Assume having several numerical, multidimensional time-series. As preprocessing of further Analysis, I firstly check for relevance and then for redundany of all dimensions/Features.

1) Check for relevance:
I will exclude all dimensions with a variance of 0 over the whole dataset – since this specific Dimension does not contain Information that helps to classify/distinguish the time-series from each other.

2) Check for redundancy:
I compute the correlation of all dimensions/Features with each other and my Intuition says (here is my question) that those Features-pairs which correlate by either -1 or +1 are redundant. Whereas a high correlation such as 0,99 seems to be redundant, it is not. Only a correlation of either -1 or +1 means redundancy.
Therefore i will randomly exclude on the two dimensions/Features which correlate by +1 or -1.
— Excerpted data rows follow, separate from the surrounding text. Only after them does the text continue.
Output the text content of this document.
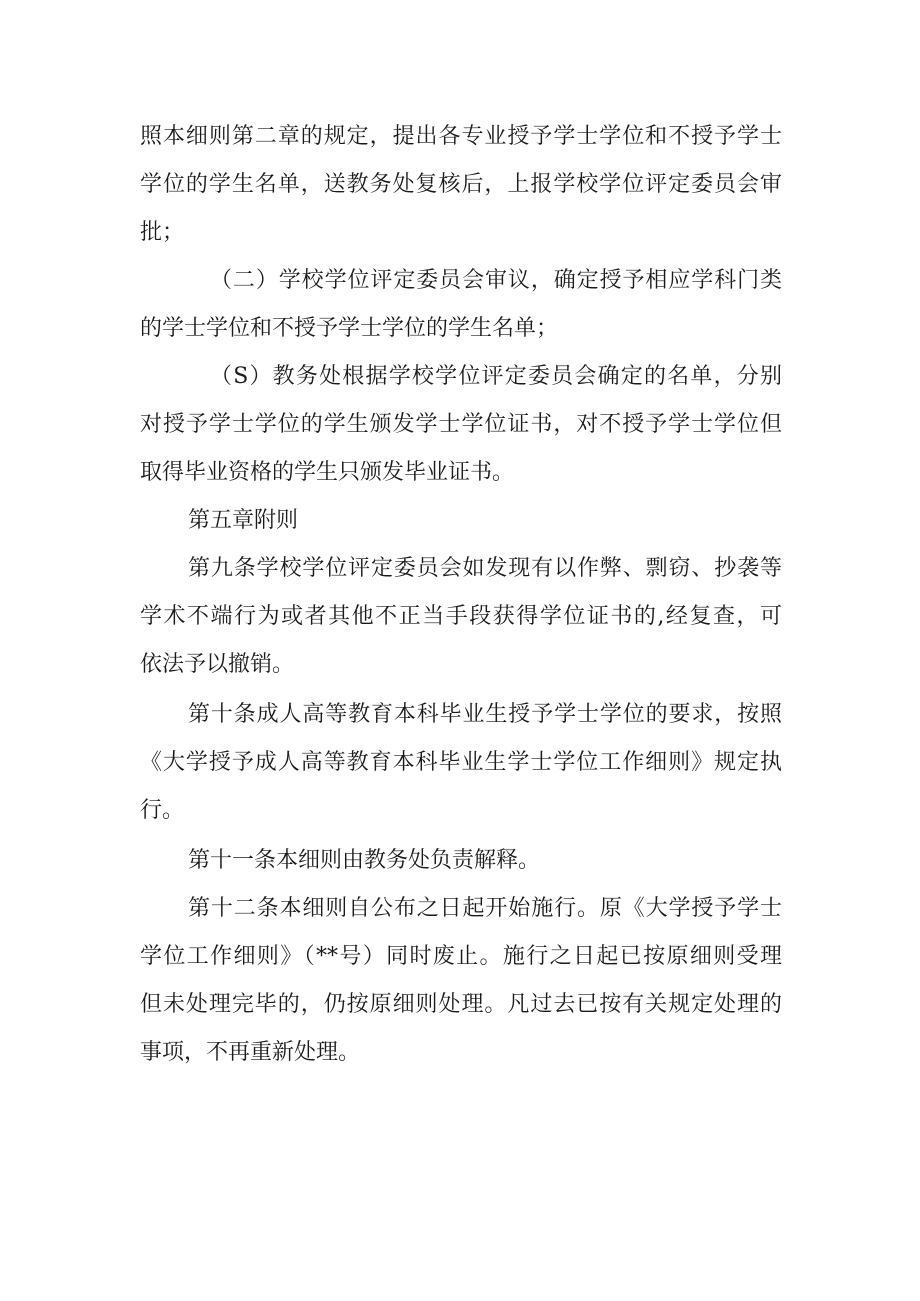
照本细则第二章的规定，提出各专业授予学士学位和不授予学士

学位的学生名单，送教务处复核后，上报学校学位评定委员会审

批；

（二）学校学位评定委员会审议，确定授予相应学科门类

的学士学位和不授予学士学位的学生名单；

（S）教务处根据学校学位评定委员会确定的名单，分别

对授予学士学位的学生颁发学士学位证书，对不授予学士学位但

取得毕业资格的学生只颁发毕业证书。

第五章附则

第九条学校学位评定委员会如发现有以作弊、剽窃、抄袭等

学术不端行为或者其他不正当手段获得学位证书的,经复查，可

依法予以撤销。

第十条成人高等教育本科毕业生授予学士学位的要求，按照

《大学授予成人高等教育本科毕业生学士学位工作细则》规定执

行。

第十一条本细则由教务处负责解释。

第十二条本细则自公布之日起开始施行。原《大学授予学士

学位工作细则》（**号）同时废止。施行之日起已按原细则受理

但未处理完毕的，仍按原细则处理。凡过去已按有关规定处理的

事项，不再重新处理。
I am yet sceptical whether or not this is a correct assumption. Are there any leads that could prove / disproves my intuiton of the Connection between redundancy and correlation?

Best Answer

High absolute correlation does not imply redundancy of features in the context of classification.

An example is given in the textbook Feature Extraction - Foundations and Applications by I. Guyon et al. (p.10, figure 2 (e)) I reproduced the example for visualization with matplotlib and in Python.

enter image description here

In this example both features correlate highly, yet seperation of classes will only be achieved if both features are used. Therefore correlation does not imply redundancy.